Where Hayden and Bradman differ is in the latter's insatiability. Why grind out one hundred when three are in the offing, was Bradman's philosophy. Hayden gets bored faster. After tea he started wandering extravagantly across his stumps, physically taunting the bowlers. At one point he charged at Vaas and, with the flattest of bats, hoicked a delivery from wide of off stump over midwicket's head.
He might have been dobbed in for intimidatory batting. Instead Samaraweera was brought back and Hayden, with the partnership worth 255, shovelled a leg-side half-tracker from a half-baked part-timer down backward square leg's throat.
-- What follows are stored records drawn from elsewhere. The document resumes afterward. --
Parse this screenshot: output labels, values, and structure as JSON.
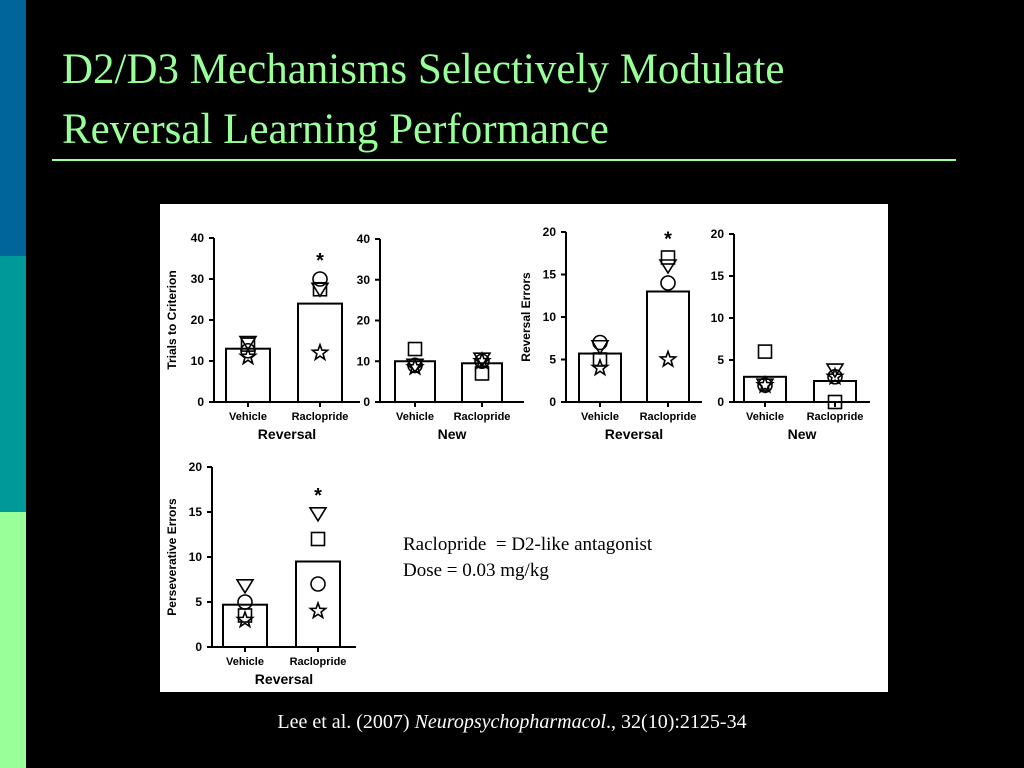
{
  "slide": {
    "title_lines": [
      "D2/D3 Mechanisms Selectively Modulate",
      "Reversal Learning Performance"
    ],
    "sidebar_colors": [
      "#006699",
      "#009999",
      "#99ff99"
    ],
    "title_color": "#99ff99",
    "annotation_lines": [
      "Raclopride  = D2-like antagonist",
      "Dose = 0.03 mg/kg"
    ],
    "citation": {
      "prefix": "Lee et al. (2007) ",
      "journal": "Neuropsychopharmacol",
      "suffix": "., 32(10):2125-34"
    }
  },
  "chart_data": [
    {
      "type": "bar",
      "ylabel": "Trials to Criterion",
      "xlabel": "Reversal",
      "ylim": [
        0,
        40
      ],
      "yticks": [
        0,
        10,
        20,
        30,
        40
      ],
      "categories": [
        "Vehicle",
        "Raclopride"
      ],
      "values": [
        13,
        24
      ],
      "significance": [
        null,
        "*"
      ],
      "points": [
        [
          {
            "shape": "triangle",
            "y": 14.5
          },
          {
            "shape": "square",
            "y": 14
          },
          {
            "shape": "circle",
            "y": 12.5
          },
          {
            "shape": "star",
            "y": 11
          }
        ],
        [
          {
            "shape": "circle",
            "y": 30
          },
          {
            "shape": "square",
            "y": 27.5
          },
          {
            "shape": "triangle",
            "y": 27.5
          },
          {
            "shape": "star",
            "y": 12
          }
        ]
      ]
    },
    {
      "type": "bar",
      "ylabel": "",
      "xlabel": "New",
      "ylim": [
        0,
        40
      ],
      "yticks": [
        0,
        10,
        20,
        30,
        40
      ],
      "categories": [
        "Vehicle",
        "Raclopride"
      ],
      "values": [
        10,
        9.5
      ],
      "significance": [
        null,
        null
      ],
      "points": [
        [
          {
            "shape": "square",
            "y": 13
          },
          {
            "shape": "circle",
            "y": 9
          },
          {
            "shape": "triangle",
            "y": 9
          },
          {
            "shape": "star",
            "y": 8.5
          }
        ],
        [
          {
            "shape": "triangle",
            "y": 10.5
          },
          {
            "shape": "circle",
            "y": 10
          },
          {
            "shape": "star",
            "y": 10
          },
          {
            "shape": "square",
            "y": 7
          }
        ]
      ]
    },
    {
      "type": "bar",
      "ylabel": "Reversal Errors",
      "xlabel": "Reversal",
      "ylim": [
        0,
        20
      ],
      "yticks": [
        0,
        5,
        10,
        15,
        20
      ],
      "categories": [
        "Vehicle",
        "Raclopride"
      ],
      "values": [
        5.7,
        13
      ],
      "significance": [
        null,
        "*"
      ],
      "points": [
        [
          {
            "shape": "circle",
            "y": 7
          },
          {
            "shape": "triangle",
            "y": 6.5
          },
          {
            "shape": "square",
            "y": 5
          },
          {
            "shape": "star",
            "y": 4
          }
        ],
        [
          {
            "shape": "square",
            "y": 17
          },
          {
            "shape": "triangle",
            "y": 16
          },
          {
            "shape": "circle",
            "y": 14
          },
          {
            "shape": "star",
            "y": 5
          }
        ]
      ]
    },
    {
      "type": "bar",
      "ylabel": "",
      "xlabel": "New",
      "ylim": [
        0,
        20
      ],
      "yticks": [
        0,
        5,
        10,
        15,
        20
      ],
      "categories": [
        "Vehicle",
        "Raclopride"
      ],
      "values": [
        3,
        2.5
      ],
      "significance": [
        null,
        null
      ],
      "points": [
        [
          {
            "shape": "square",
            "y": 6
          },
          {
            "shape": "circle",
            "y": 2
          },
          {
            "shape": "triangle",
            "y": 2
          },
          {
            "shape": "star",
            "y": 2
          }
        ],
        [
          {
            "shape": "triangle",
            "y": 3.8
          },
          {
            "shape": "circle",
            "y": 3
          },
          {
            "shape": "star",
            "y": 3
          },
          {
            "shape": "square",
            "y": 0
          }
        ]
      ]
    },
    {
      "type": "bar",
      "ylabel": "Perseverative Errors",
      "xlabel": "Reversal",
      "ylim": [
        0,
        20
      ],
      "yticks": [
        0,
        5,
        10,
        15,
        20
      ],
      "categories": [
        "Vehicle",
        "Raclopride"
      ],
      "values": [
        4.7,
        9.5
      ],
      "significance": [
        null,
        "*"
      ],
      "points": [
        [
          {
            "shape": "triangle",
            "y": 6.8
          },
          {
            "shape": "circle",
            "y": 5
          },
          {
            "shape": "square",
            "y": 3.5
          },
          {
            "shape": "star",
            "y": 3
          }
        ],
        [
          {
            "shape": "triangle",
            "y": 14.8
          },
          {
            "shape": "square",
            "y": 12
          },
          {
            "shape": "circle",
            "y": 7
          },
          {
            "shape": "star",
            "y": 4
          }
        ]
      ]
    }
  ]
}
Matthew Hayden: cautious to start with but brutal thereafter © Getty Images
Marvan Atapattu's decision to bowl upon winning the toss had long since backfired. Inevitably he was seduced by the pre-match whispers of a trampolining, lightning-fast, WACA-style wicket. Atapattu is not the first to be sucked in: this was the seventh Queensland Test in a row where a captain has chosen to bowl, with mixed success, after winning the toss.
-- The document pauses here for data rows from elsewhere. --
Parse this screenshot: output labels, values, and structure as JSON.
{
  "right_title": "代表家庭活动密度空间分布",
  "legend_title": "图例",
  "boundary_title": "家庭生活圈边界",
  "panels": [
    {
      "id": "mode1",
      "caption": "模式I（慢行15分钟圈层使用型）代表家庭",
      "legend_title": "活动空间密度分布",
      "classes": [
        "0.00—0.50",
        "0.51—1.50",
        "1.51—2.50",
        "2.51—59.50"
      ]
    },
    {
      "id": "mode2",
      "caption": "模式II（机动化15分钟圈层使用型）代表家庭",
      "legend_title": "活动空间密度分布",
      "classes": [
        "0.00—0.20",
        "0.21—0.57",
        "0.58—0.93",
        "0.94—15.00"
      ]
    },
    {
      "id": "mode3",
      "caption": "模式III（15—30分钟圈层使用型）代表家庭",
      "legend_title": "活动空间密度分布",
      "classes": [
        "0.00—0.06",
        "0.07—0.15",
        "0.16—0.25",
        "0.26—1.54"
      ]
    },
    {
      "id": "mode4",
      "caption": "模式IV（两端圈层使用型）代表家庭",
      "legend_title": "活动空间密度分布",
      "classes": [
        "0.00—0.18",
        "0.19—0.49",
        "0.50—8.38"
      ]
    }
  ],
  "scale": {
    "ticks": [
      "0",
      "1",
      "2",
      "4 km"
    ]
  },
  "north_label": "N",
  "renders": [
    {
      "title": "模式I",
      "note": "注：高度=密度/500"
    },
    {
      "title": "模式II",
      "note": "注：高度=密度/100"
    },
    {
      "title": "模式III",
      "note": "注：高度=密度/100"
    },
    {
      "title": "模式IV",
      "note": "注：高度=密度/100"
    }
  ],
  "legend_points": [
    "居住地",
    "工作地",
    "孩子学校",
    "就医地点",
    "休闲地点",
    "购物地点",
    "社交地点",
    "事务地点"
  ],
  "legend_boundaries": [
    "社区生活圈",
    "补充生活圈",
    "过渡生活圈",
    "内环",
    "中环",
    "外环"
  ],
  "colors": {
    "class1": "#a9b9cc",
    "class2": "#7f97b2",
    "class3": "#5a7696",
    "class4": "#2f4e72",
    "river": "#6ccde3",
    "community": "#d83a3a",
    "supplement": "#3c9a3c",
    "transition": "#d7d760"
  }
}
In the event, the bounce was plentiful but also reliable. It was the batsmen, chained down last week by a low and slow Darwin pitch, who relished it most. Atapattu's blunder became obvious from the eighth over onwards, by which point Nuwan Zoysa had been clobbered out of the attack and Samaraweera introduced in desperation.
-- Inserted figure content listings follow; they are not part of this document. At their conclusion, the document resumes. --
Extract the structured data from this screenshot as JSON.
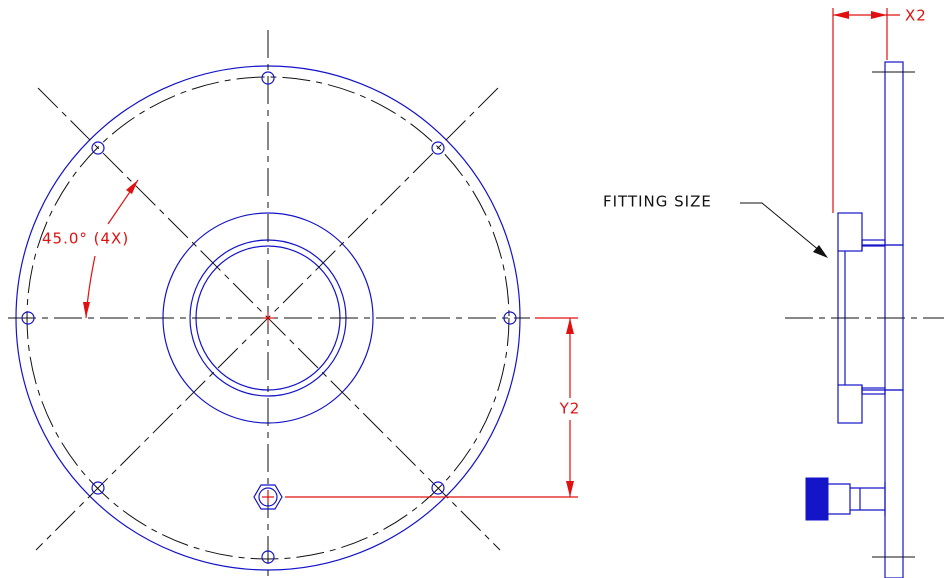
{
  "labels": {
    "angle": "45.0° (4X)",
    "y2": "Y2",
    "x2": "X2",
    "fitting": "FITTING SIZE"
  }
}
Samaraweera, an offspinner, turned out to be the tidiest of the bowlers. Zoysa was hopelessly wayward and lasted just 11 overs. Vaas, steady of line, seemed strangely sluggish of speed. The legspinner Upul Chandana, employed only reluctantly, mixed up his pace but was otherwise innocuous. Lasith Malinga, with his hard-to-detect low slinging action, should have been called on before the score had scaled 60. By then the batsmen were set, the initiative lost.
It was Malinga who ousted Ricky Ponting, who himself had been inclined to bowl first, when he wafted eagerly at a widish delivery and holed out at cover (2 for 290). He had looked utterly at ease since Hayden's departure, driving gunbarrel straight and packing up clinically in defence. Damien Martyn, at his most silky and sublime, followed the captain's example and scooted imperiously to his fifty in 56 balls.
Langer had punched the tropical air ecstatically after raising his hundred courtesy of a wild overthrow. He then faded contentedly into the background. He was the aggressor early, particularly severe on Zoysa's dismal early overs, launching into two savage pulls off the backfoot and two crunching cover-drives off the front. His lunchtime 56 comprised 10 fours, most drilled along the ground and all clumped with a muscular backswing.
Still outpacing Hayden, he added another 62 in the second session but only 41 between tea and stumps, battening down with intent. Everything Langer did today - from the manner in which he power-walked off for lunch, to the way he returned after tea wrapped in a sleeveless sweater - bore the image of man who planned to carry on and on.
For those of a masochistic bent, tomorrow might be well worth watching.
Christian Ryan is the editor of Wisden Cricinfo in Australia.